Ottawa, Canada — An employee of the Royal Canadian Mint has been accused of smuggling nearly 180,000 Canadian dollars’ worth of gold out of the Mint’s Ottawa facility by hiding it in his rectum.
Mint employee Leston Lawrence, 35, of Barrhaven, Ontario, has been charged in Canadian court with multiple smuggling-related crimes, including theft, money laundering, possession of stolen property, and breach of trust.
The gold was in the form of cookie-sized objects called “pucks,” each of which comprised 7.4 ounces of gold. Beginning around November 2014, Lawrence was allegedly able to steal the gold by inserting the pucks into his butt and strolling out of the mint with little suspicion.
The gold did set off the Mint’s metal detectors. But each time when he was checked with a handheld wand, he passed the security test and was allowed to leave.
Lawrence’s alleged gold-in-the-butt scheme continued until mid March 2015, with Lawrence repeatedly stealing pucks in this manner. Reportedly, the Royal Canadian Mint never missed the gold and didn’t even know a theft had occurred.

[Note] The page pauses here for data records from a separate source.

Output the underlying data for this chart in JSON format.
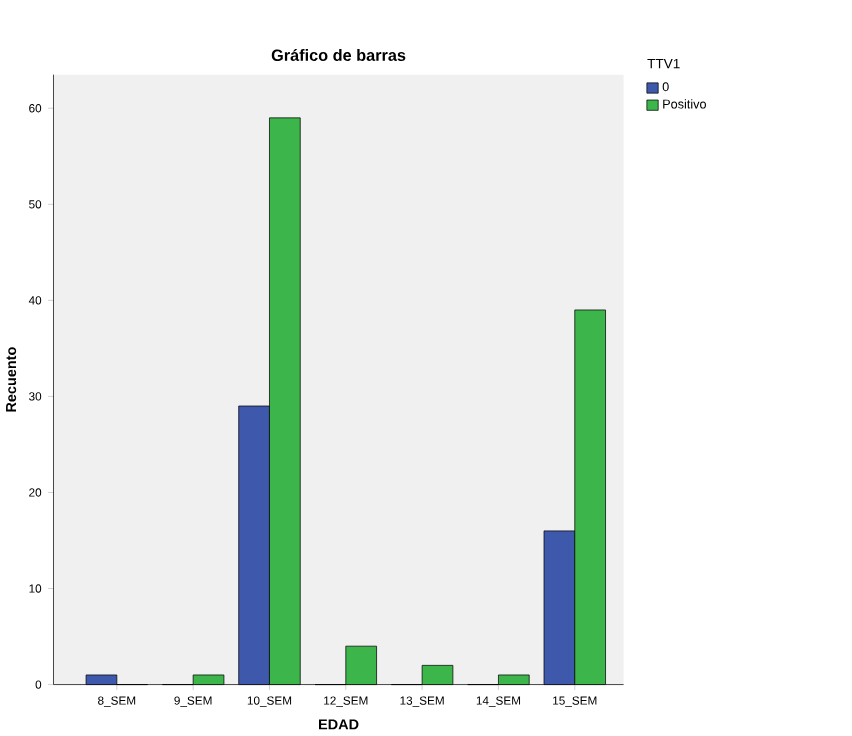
{
  "chart_data": {
    "type": "bar",
    "title": "Gráfico de barras",
    "xlabel": "EDAD",
    "ylabel": "Recuento",
    "legend_title": "TTV1",
    "categories": [
      "8_SEM",
      "9_SEM",
      "10_SEM",
      "12_SEM",
      "13_SEM",
      "14_SEM",
      "15_SEM"
    ],
    "series": [
      {
        "name": "0",
        "color": "#3e58ac",
        "values": [
          1,
          0,
          29,
          0,
          0,
          0,
          16
        ]
      },
      {
        "name": "Positivo",
        "color": "#3cb54a",
        "values": [
          0,
          1,
          59,
          4,
          2,
          1,
          39
        ]
      }
    ],
    "ylim": [
      0,
      63.5
    ],
    "yticks": [
      0,
      10,
      20,
      30,
      40,
      50,
      60
    ],
    "grid": false,
    "legend": "right"
  }
}
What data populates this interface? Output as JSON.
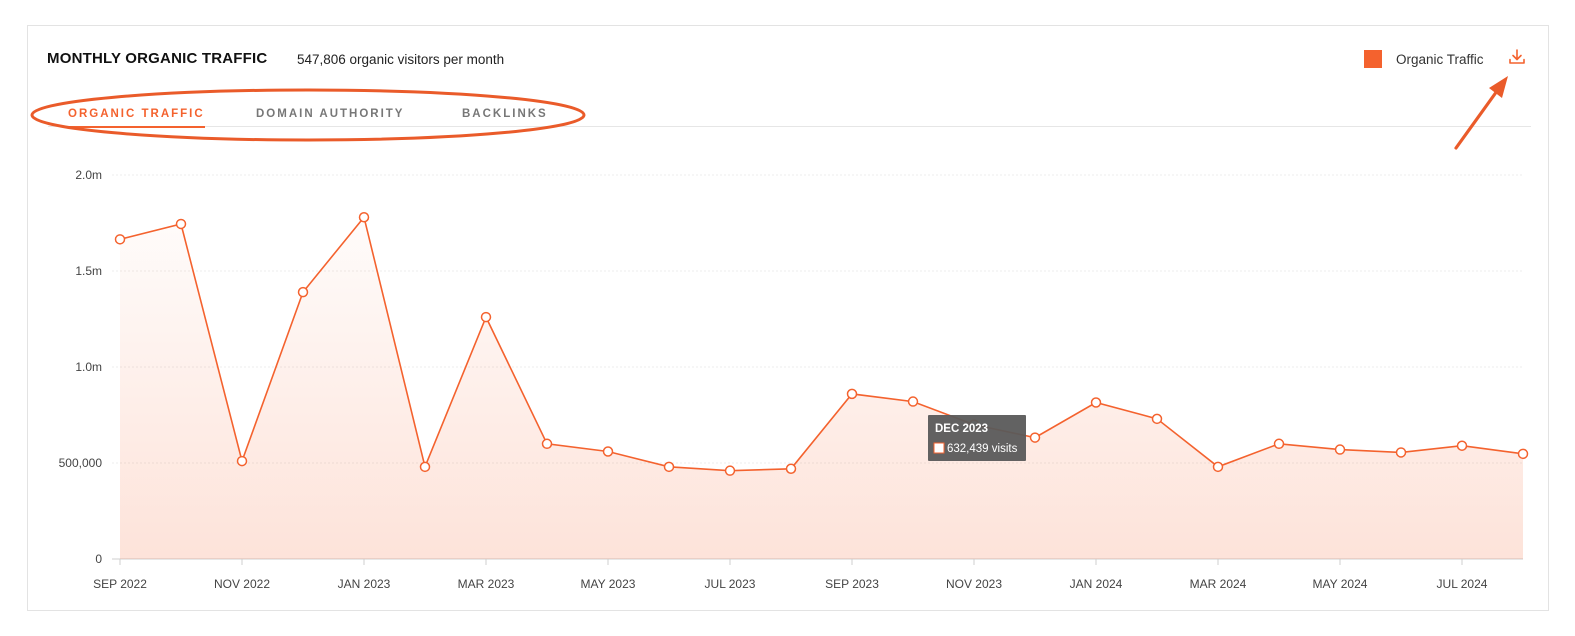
{
  "header": {
    "title": "MONTHLY ORGANIC TRAFFIC",
    "subtitle": "547,806 organic visitors per month"
  },
  "legend": {
    "label": "Organic Traffic"
  },
  "tabs": [
    {
      "label": "ORGANIC TRAFFIC",
      "active": true
    },
    {
      "label": "DOMAIN AUTHORITY",
      "active": false
    },
    {
      "label": "BACKLINKS",
      "active": false
    }
  ],
  "colors": {
    "accent": "#f4622e",
    "annotation": "#ea5b2a",
    "tooltip_bg": "#5a5a5a"
  },
  "icons": {
    "download": "download-icon"
  },
  "tooltip": {
    "title": "DEC 2023",
    "value": "632,439 visits"
  },
  "chart_data": {
    "type": "area",
    "title": "",
    "xlabel": "",
    "ylabel": "",
    "ylim": [
      0,
      2000000
    ],
    "y_ticks": [
      {
        "value": 0,
        "label": "0"
      },
      {
        "value": 500000,
        "label": "500,000"
      },
      {
        "value": 1000000,
        "label": "1.0m"
      },
      {
        "value": 1500000,
        "label": "1.5m"
      },
      {
        "value": 2000000,
        "label": "2.0m"
      }
    ],
    "x_tick_labels": [
      "SEP 2022",
      "NOV 2022",
      "JAN 2023",
      "MAR 2023",
      "MAY 2023",
      "JUL 2023",
      "SEP 2023",
      "NOV 2023",
      "JAN 2024",
      "MAR 2024",
      "MAY 2024",
      "JUL 2024"
    ],
    "grid": true,
    "legend_position": "top-right",
    "series": [
      {
        "name": "Organic Traffic",
        "x": [
          "SEP 2022",
          "OCT 2022",
          "NOV 2022",
          "DEC 2022",
          "JAN 2023",
          "FEB 2023",
          "MAR 2023",
          "APR 2023",
          "MAY 2023",
          "JUN 2023",
          "JUL 2023",
          "AUG 2023",
          "SEP 2023",
          "OCT 2023",
          "NOV 2023",
          "DEC 2023",
          "JAN 2024",
          "FEB 2024",
          "MAR 2024",
          "APR 2024",
          "MAY 2024",
          "JUN 2024",
          "JUL 2024",
          "AUG 2024"
        ],
        "values": [
          1665000,
          1745000,
          510000,
          1390000,
          1780000,
          480000,
          1260000,
          600000,
          560000,
          480000,
          460000,
          470000,
          860000,
          820000,
          700000,
          632439,
          815000,
          730000,
          480000,
          600000,
          570000,
          555000,
          590000,
          547806
        ]
      }
    ]
  }
}
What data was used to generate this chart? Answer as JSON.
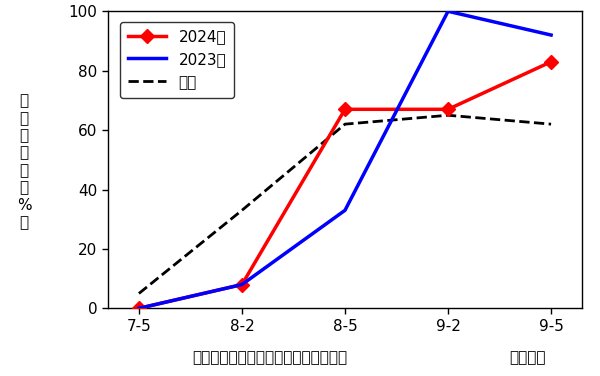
{
  "x_labels": [
    "7-5",
    "8-2",
    "8-5",
    "9-2",
    "9-5"
  ],
  "x_values": [
    0,
    1,
    2,
    3,
    4
  ],
  "series_2024": [
    0,
    8,
    67,
    67,
    83
  ],
  "series_2023": [
    0,
    8,
    33,
    100,
    92
  ],
  "series_heinen": [
    5,
    33,
    62,
    65,
    62
  ],
  "color_2024": "#ff0000",
  "color_2023": "#0000ff",
  "color_heinen": "#000000",
  "ylim": [
    0,
    100
  ],
  "yticks": [
    0,
    20,
    40,
    60,
    80,
    100
  ],
  "ylabel_chars": [
    "発",
    "生",
    "ほ",
    "場",
    "率",
    "（",
    "%",
    "）"
  ],
  "xlabel": "ハスモンヨトウ幼虫の発生ほ場率推移",
  "xlabel_right": "月－半旬",
  "legend_2024": "2024年",
  "legend_2023": "2023年",
  "legend_heinen": "平年",
  "fontsize": 11,
  "marker_2024": "D"
}
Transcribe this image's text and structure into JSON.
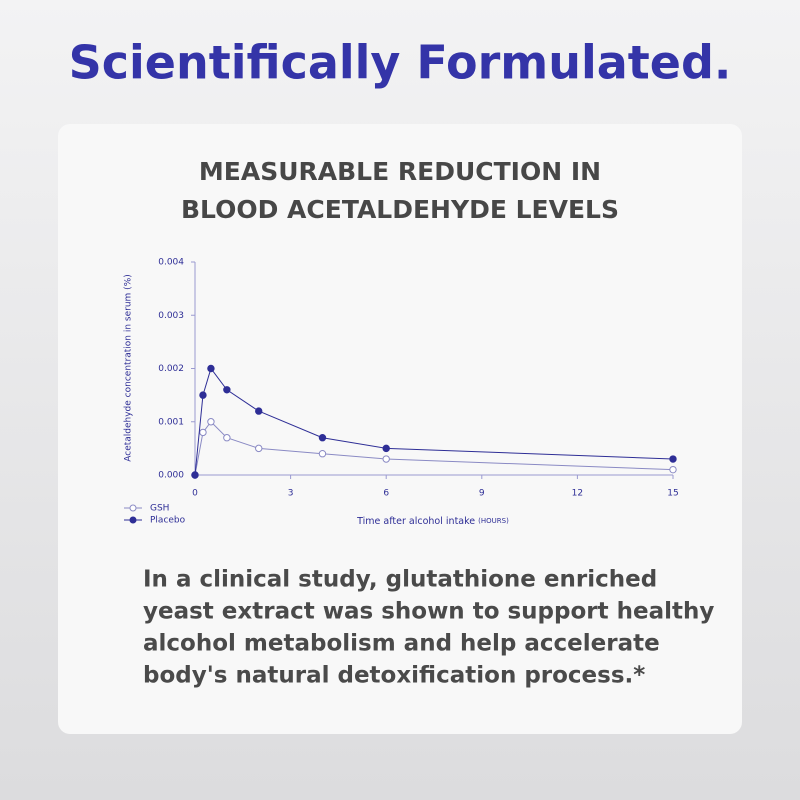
{
  "headline": "Scientifically Formulated.",
  "chart_data": {
    "type": "line",
    "title": [
      "MEASURABLE REDUCTION IN",
      "BLOOD ACETALDEHYDE LEVELS"
    ],
    "xlabel": "Time after alcohol intake",
    "xlabel_unit": "(HOURS)",
    "ylabel": "Acetaldehyde concentration in serum (%)",
    "x": [
      0,
      0.25,
      0.5,
      1,
      2,
      4,
      6,
      15
    ],
    "series": [
      {
        "name": "GSH",
        "color": "#8a8ac4",
        "marker": "open",
        "values": [
          0,
          0.0008,
          0.001,
          0.0007,
          0.0005,
          0.0004,
          0.0003,
          0.0001
        ]
      },
      {
        "name": "Placebo",
        "color": "#2e2e96",
        "marker": "filled",
        "values": [
          0,
          0.0015,
          0.002,
          0.0016,
          0.0012,
          0.0007,
          0.0005,
          0.0003
        ]
      }
    ],
    "xlim": [
      0,
      15
    ],
    "xticks": [
      0,
      3,
      6,
      9,
      12,
      15
    ],
    "ylim": [
      0,
      0.004
    ],
    "yticks": [
      {
        "value": 0,
        "label": "0.000"
      },
      0.001,
      0.002,
      0.003,
      0.004
    ],
    "axis_color": "#9a9ad0",
    "legend": "lower left"
  },
  "body": [
    "In a clinical study, glutathione enriched",
    "yeast extract was shown to support healthy",
    "alcohol metabolism and help accelerate",
    "body's natural detoxification process.*"
  ]
}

The accused thief took the stolen gold to a company called Ottawa Gold Buyers, which paid him $6,800 Canadian (about $5180 US) per puck. Ottawa Gold Buyers is located in a strip mall. According to its Website, the company promises to “beat any local competitor’s offers.”
Lawrence supposedly sold puck after puck to Ottawa Gold Buyers over a four-month period, receiving a series of checks that he deposited at a Royal Bank location in the same strip mall. There he asked about having the money transferred overseas, and this aroused the suspicions of a bank teller. When she checked his account data and found he worked for the Mint, she alerted security who contacted the Royal Canadian Mounted Police (RCMP).
Court records show that Lawrence sold or hid in his safety deposit box a total of 18 gold pucks for a combined value of $179,015 Canadian (about $136,000 USD).
During its investigation, the RCMP checked Lawrence’s locker at the Mint. There they discovered a jar of Vaseline. This led investigators and prosecutors to the conclusion that the thief hid the pucks in his anal cavity.
As the investigation began, Lawrence was dismissed from his position as a refinery operator at the Mint.
His trial concluded September 20, when his defense attorney suggested in his closing statement that the fault lay with the mint for its lack of effective security measures. Lawrence’s attorney Gary Barnes said,
“This is the Royal Canadian Mint, your Honour, and one would think they should have the highest security measure imaginable,”
Barnes also contended that Lawrence might easily have obtained the pucks legally, and that his client had not attempted to deceive Ottawa Gold Buyers or Royal Bank. Moreover, said Barnes, the Mint had never reported the missing gold:
“In fact, I would submit the Mint doesn’t even know if anything is missing,”
Meanwhile, Crown attorney David Friesen asserted that there was,
“compelling evidence of an individual secreting [gold] on his person and taking it out of the Mint.”
Although the trial is concluded, a verdict in the case is yet to be rendered. Justice Peter Doody — yes, that’s his name, “Doody” — has delayed the final decision until November 9.